# Had some fun in the Gym



## TTotal (Aug 12, 2002)

I'm the one in pink trousers :lol:


----------



## Irish Sancho (Mar 13, 2006)

TTotal said:


> I'm the one in pink trousers :lol:


Its a good one....but an old one.

I think its been posted here at least three times...


----------



## TTotal (Aug 12, 2002)

You obviously spend more time looking at rubbish than me Paddy :lol:


----------



## Irish Sancho (Mar 13, 2006)

TTotal said:


> You obviously spend more time looking at rubbish than me Paddy :lol:


 :-*


----------



## TTotal (Aug 12, 2002)

You been across to Limerick?


----------



## Irish Sancho (Mar 13, 2006)

TTotal said:


> You been across to Limerick?


I have indeed, I lived there for a year.


----------



## TTotal (Aug 12, 2002)

Have some friends in Dromineer close to Nenagh!
Terrificly nice folk the locals.


----------



## ObiWan (Sep 25, 2005)

New one on me............... just hope Dani does not see it :?


----------



## Irish Sancho (Mar 13, 2006)

TTotal said:


> Have some friends in Dromineer close to Nenagh!
> Terrificly nice folk the locals.


Cracking part of the country. :wink:


----------



## TTotal (Aug 12, 2002)

ObiWan said:


> New one on me............... just hope Dani does not see it :?


Why :?


----------



## ObiWan (Sep 25, 2005)

TTotal said:


> ObiWan said:
> 
> 
> > New one on me............... just hope Dani does not see it :?
> ...


She has been sorting my back problem out and personal training once a week for a couple of years now. She already comes up with the crazest ideas to break the monotiny without seeing this.


----------



## A3DFU (May 7, 2002)

ObiWan said:


> New one on me............... just hope Dani does not see it :?

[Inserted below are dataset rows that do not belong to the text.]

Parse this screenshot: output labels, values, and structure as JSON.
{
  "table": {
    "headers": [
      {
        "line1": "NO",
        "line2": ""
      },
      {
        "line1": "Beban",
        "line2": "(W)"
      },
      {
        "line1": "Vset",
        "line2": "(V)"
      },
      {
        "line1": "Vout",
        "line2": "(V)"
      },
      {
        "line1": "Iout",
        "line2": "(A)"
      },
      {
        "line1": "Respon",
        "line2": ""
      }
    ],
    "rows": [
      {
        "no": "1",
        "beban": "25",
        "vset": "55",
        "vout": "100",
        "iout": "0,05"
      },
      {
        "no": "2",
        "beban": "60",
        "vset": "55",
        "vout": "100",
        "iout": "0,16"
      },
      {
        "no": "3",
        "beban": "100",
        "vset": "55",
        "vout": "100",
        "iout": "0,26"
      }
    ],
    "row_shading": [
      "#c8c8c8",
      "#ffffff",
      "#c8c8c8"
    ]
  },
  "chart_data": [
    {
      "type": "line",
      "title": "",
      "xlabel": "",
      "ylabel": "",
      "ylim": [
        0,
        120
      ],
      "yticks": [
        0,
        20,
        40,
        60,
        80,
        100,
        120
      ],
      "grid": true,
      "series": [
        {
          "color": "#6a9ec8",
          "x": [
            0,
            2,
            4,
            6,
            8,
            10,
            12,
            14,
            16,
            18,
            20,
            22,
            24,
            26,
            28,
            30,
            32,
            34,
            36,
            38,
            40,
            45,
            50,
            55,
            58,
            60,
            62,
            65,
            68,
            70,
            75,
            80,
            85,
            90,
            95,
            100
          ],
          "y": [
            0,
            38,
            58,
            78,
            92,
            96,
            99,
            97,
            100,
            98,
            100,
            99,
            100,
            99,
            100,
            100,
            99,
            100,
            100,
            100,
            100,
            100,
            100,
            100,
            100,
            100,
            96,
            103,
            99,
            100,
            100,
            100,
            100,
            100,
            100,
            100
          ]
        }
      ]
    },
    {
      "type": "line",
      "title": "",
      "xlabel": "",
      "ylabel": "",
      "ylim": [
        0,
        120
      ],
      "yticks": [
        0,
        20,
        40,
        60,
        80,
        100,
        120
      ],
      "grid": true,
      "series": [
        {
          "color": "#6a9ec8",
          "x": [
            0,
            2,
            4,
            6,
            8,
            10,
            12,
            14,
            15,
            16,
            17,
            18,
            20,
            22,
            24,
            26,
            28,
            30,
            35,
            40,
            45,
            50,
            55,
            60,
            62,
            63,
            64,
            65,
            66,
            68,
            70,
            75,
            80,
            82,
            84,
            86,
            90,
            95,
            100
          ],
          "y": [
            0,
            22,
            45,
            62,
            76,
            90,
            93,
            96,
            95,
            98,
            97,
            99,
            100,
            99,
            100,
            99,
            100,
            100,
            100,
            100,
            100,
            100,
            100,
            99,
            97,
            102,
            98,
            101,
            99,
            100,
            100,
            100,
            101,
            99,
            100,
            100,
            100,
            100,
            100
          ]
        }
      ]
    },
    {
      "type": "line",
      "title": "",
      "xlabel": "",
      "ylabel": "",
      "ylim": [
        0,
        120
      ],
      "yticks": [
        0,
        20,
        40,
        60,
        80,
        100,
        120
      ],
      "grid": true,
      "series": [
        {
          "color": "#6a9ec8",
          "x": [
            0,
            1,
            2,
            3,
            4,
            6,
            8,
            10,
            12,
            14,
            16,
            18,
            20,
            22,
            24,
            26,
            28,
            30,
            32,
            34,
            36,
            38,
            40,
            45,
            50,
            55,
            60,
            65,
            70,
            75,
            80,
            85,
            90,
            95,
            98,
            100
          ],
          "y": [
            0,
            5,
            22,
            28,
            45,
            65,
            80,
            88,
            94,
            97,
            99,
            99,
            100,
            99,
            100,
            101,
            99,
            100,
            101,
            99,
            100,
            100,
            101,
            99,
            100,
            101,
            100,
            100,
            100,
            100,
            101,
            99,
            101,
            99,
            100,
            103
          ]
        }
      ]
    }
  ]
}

She tried to but it doesn't work. So, what am I missing :roll:


----------



## ObiWan (Sep 25, 2005)

A3DFU said:


> ObiWan said:
> 
> 
> > New one on me............... just hope Dani does not see it :?
> ...


It was a video showing a personal trainer feeding peeled grapes to thier clients as they wipe them down with aromatic sweat towels :lol: :lol: :lol:


----------



## Private Prozac (Jul 7, 2003)

Irish Sancho said:


> TTotal said:
> 
> 
> > I'm the one in pink trousers :lol:
> ...


No surprise there then given his recent actions of repeat posting. I tell you, *TTotal has finally lost the plot!*


----------



## TTotal (Aug 12, 2002)

You're wrong again Kneel, found it yesterday afternoon...


----------



## TTotal (Aug 12, 2002)

TTotal said:


> You're wrong again Kneel, found it yesterday afternoon...


----------



## TTotal (Aug 12, 2002)

TTotal said:


> TTotal said:
> 
> 
> > You're wrong again Kneel, found it yesterday afternoon...


----------



## Private Prozac (Jul 7, 2003)

LMFAO! :lol:

Good one Joan. :wink:


----------



## TTotal (Aug 12, 2002)

Its FFFFFFFFffriday after all mate [smiley=clown.gif]


----------



## Private Prozac (Jul 7, 2003)

Like that makes a difference where you're concerned!! :wink:


----------



## TTotal (Aug 12, 2002)

Now now, we are not all in high powered jobs earning millions for our employers...
You may be at the sharp end but blunt is fxxxing good enough for me :roll:


----------



## Private Prozac (Jul 7, 2003)

I always knew that you were a James Blunt though! :wink:


----------



## TTotal (Aug 12, 2002)

:roll: wonder what else rhymes with that eh? :lol:


----------



## Private Prozac (Jul 7, 2003)

Not Doodah that's for sure!! :wink:


----------



## A3DFU (May 7, 2002)

ObiWan said:


> A3DFU said:
> 
> 
> > ObiWan said:
> ...


You are so lucky that I am more civilised :lol: 
3 x 12 squats with 60kg barbelle please. NOW!!


----------



## ObiWan (Sep 25, 2005)

A3DFU said:


> ObiWan said:
> 
> 
> > A3DFU said:
> ...


I prefer stretches anyway............ :!:


----------



## A3DFU (May 7, 2002)

ObiWan said:


> A3DFU said:
> 
> 
> > ObiWan said:
> ...


Off you go. I will instruct you on the correct technique of Hamstring stretches on Wednesday :lol: :lol: :lol:


----------



## ObiWan (Sep 25, 2005)

A3DFU said:


> ObiWan said:
> 
> 
> > A3DFU said:
> ...


I prefer to stretch my imagination :?


----------



## A3DFU (May 7, 2002)

ObiWan said:


> A3DFU said:
> 
> 
> > ObiWan said:
> ...


 :lol: :lol: :lol: 
Being flexible is always good :roll:


----------